## FINK & VAST Crossmatches

This notebook is for reading in and grouping the crossmatched FINK and VAST sources into families, as well as some basic statistics on the variety of sources found in the crossmatch. The bulk of this code is used at the start of any analysis notebook, for example 'VAST Source Query & Analysis'.

The family groupings you see in this notebook may vary from others, but the principle of how the grouping is done is here for a refference. 

In [None]:
import os
import requests
import pandas as pd
from io import StringIO
import numpy as np
import matplotlib.pyplot as plt
from vasttools.pipeline import Pipeline
import Projecttools as pro

%matplotlib inline

In [None]:
#reads in the .pickle file. the full filepath needs to be specified if its not in the same directory as this notebook
cms = pd.read_pickle('Fink_2020_sources_matched_to_VAST_all_sources.pickle')
cms

Next, we need to create a new column, where for each crossmatched source, we write the appropriate family classification depending on the objects identified class.

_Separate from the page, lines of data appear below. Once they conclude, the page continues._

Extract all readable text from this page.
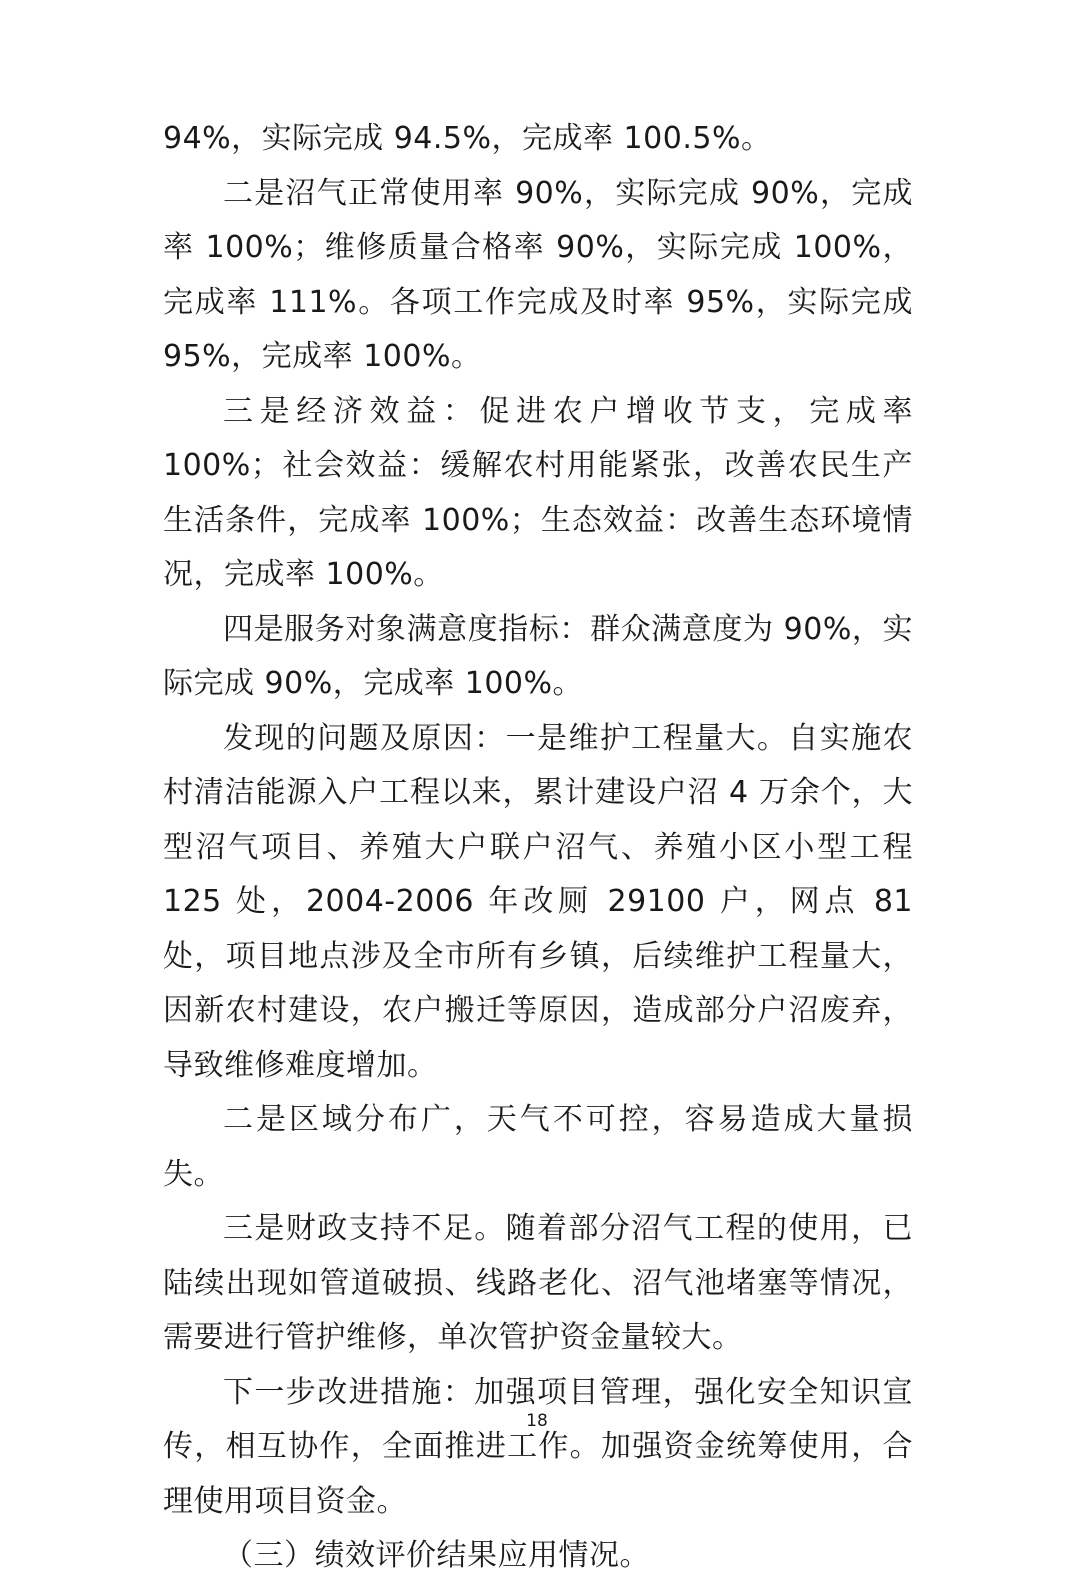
94%，实际完成 94.5%，完成率 100.5%。

二是沼气正常使用率 90%，实际完成 90%，完成率 100%；维修质量合格率 90%，实际完成 100%，完成率 111%。各项工作完成及时率 95%，实际完成 95%，完成率 100%。

三是经济效益：促进农户增收节支，完成率 100%；社会效益：缓解农村用能紧张，改善农民生产生活条件，完成率 100%；生态效益：改善生态环境情况，完成率 100%。

四是服务对象满意度指标：群众满意度为 90%，实际完成 90%，完成率 100%。

发现的问题及原因：一是维护工程量大。自实施农村清洁能源入户工程以来，累计建设户沼 4 万余个，大型沼气项目、养殖大户联户沼气、养殖小区小型工程 125 处，2004-2006 年改厕 29100 户，网点 81 处，项目地点涉及全市所有乡镇，后续维护工程量大，因新农村建设，农户搬迁等原因，造成部分户沼废弃，导致维修难度增加。

二是区域分布广，天气不可控，容易造成大量损失。

三是财政支持不足。随着部分沼气工程的使用，已陆续出现如管道破损、线路老化、沼气池堵塞等情况，需要进行管护维修，单次管护资金量较大。

下一步改进措施：加强项目管理，强化安全知识宣传，相互协作，全面推进工作。加强资金统筹使用，合理使用项目资金。

（三）绩效评价结果应用情况。

18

This is all handled by the 'family_sort' function, and you can find more information in the Projecttools.py file:

In [None]:
pro.family_sort(cms)
cms

here we see that cms has been updated with a new column, where each object has been assigned to a family that lines up with the dependant class

In [None]:
#groups each row in cmf by family, prints each groupings size, and lists that from largest to smallest
pie=cms.groupby('family').size().sort_values(ascending=False)
print(pie)

In [None]:
pie.plot.pie(figsize=(10,10))

We can now get a basic idea of what kind of sources we're looking at. Two notes here:

1. 'Unknown' just means that ZTF wasn't able to identify the class of the source. Its not necessarily an indication of a brand new type of source, as it could be an AGN, Supernova, etc. That was just failed to be identified.

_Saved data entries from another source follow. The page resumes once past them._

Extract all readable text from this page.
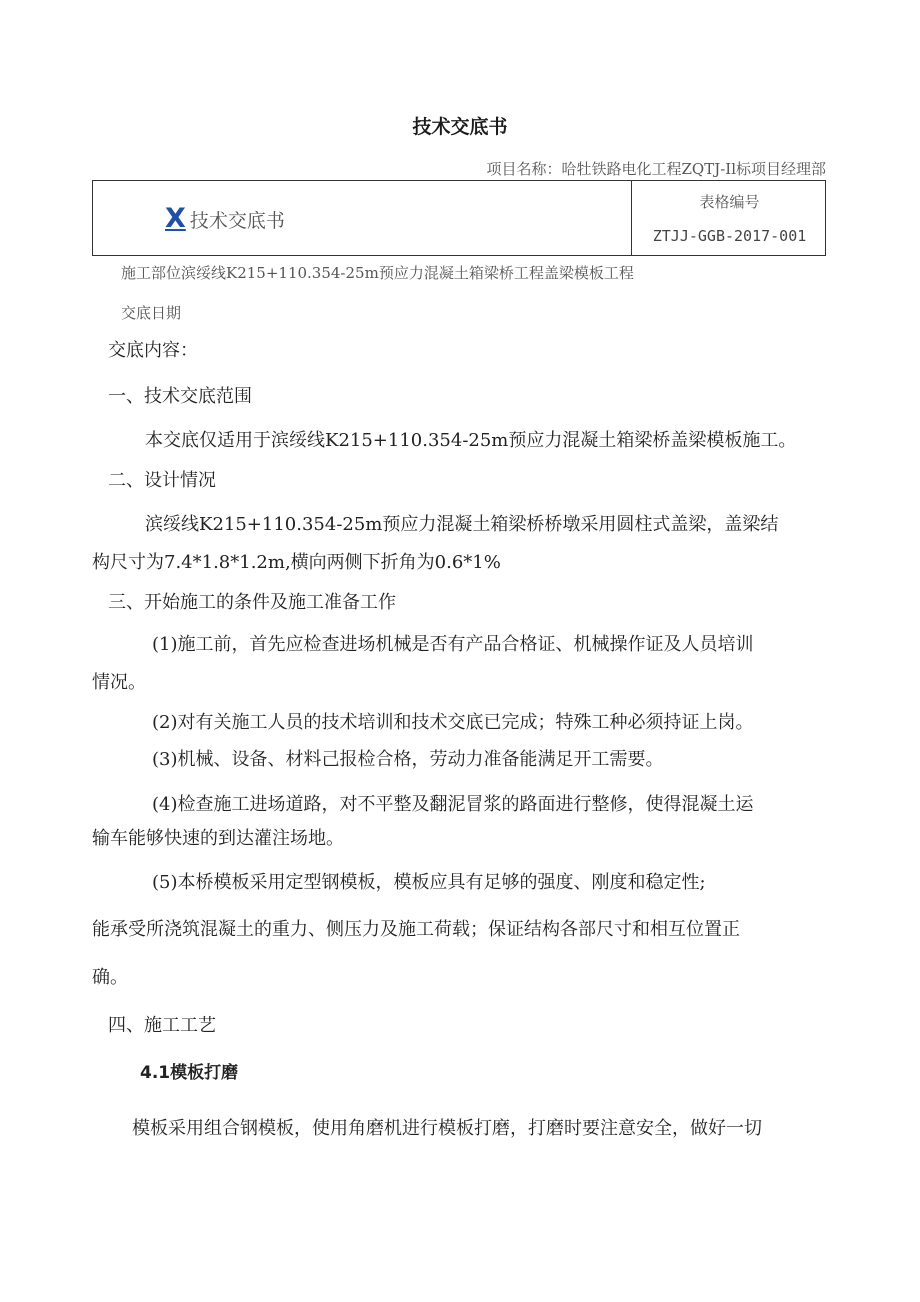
技术交底书
项目名称：哈牡铁路电化工程ZQTJ-Il标项目经理部
X 技术交底书
表格编号
ZTJJ-GGB-2017-001
施工部位滨绥线K215+110.354-25m预应力混凝土箱梁桥工程盖梁模板工程
交底日期
交底内容：
一、技术交底范围
本交底仅适用于滨绥线K215+110.354-25m预应力混凝土箱梁桥盖梁模板施工。
二、设计情况
滨绥线K215+110.354-25m预应力混凝土箱梁桥桥墩采用圆柱式盖梁，盖梁结
构尺寸为7.4*1.8*1.2m,横向两侧下折角为0.6*1%
三、开始施工的条件及施工准备工作
(1)施工前，首先应检查进场机械是否有产品合格证、机械操作证及人员培训
情况。
(2)对有关施工人员的技术培训和技术交底已完成；特殊工种必须持证上岗。
(3)机械、设备、材料己报检合格，劳动力准备能满足开工需要。
(4)检查施工进场道路，对不平整及翻泥冒浆的路面进行整修，使得混凝土运
输车能够快速的到达灌注场地。
(5)本桥模板采用定型钢模板，模板应具有足够的强度、刚度和稳定性;
能承受所浇筑混凝土的重力、侧压力及施工荷载；保证结构各部尺寸和相互位置正
确。
四、施工工艺
4.1模板打磨
模板采用组合钢模板，使用角磨机进行模板打磨，打磨时要注意安全，做好一切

2. The 'Galaxy' family and its respective classes is more a description of the variable sources environment than the source itself. You COULD have a variable galaxy, but thats not guranteed by the classification.

from here, we can start to pull out subsets of our crossmatched list based on the family of the sources of interest. For example, we can pull out all sources in our crossmatch that fall under the 'AGN' family.

In [None]:
AGN_list=cms.query('family == "AGN"')
AGN_list

To reiterrate, depending on the family your're looking at, you arent guranteed to be looking at a uniform set of the same kind of source. 

## Crossmatched Sources Detection Histogram

The goal of this section will be to pull the measurements made by VAST (n:measurements) and FINK (n:detections) and make histograms for the ammount of measurements made per source. Im thinking I'll have to make 2 seperate histograms for Radio and Optical (Alternatively I could merge the measurement counts for both). The end goal will to make "sub histograms" that display the detection distribution for each family in Radio and Optical.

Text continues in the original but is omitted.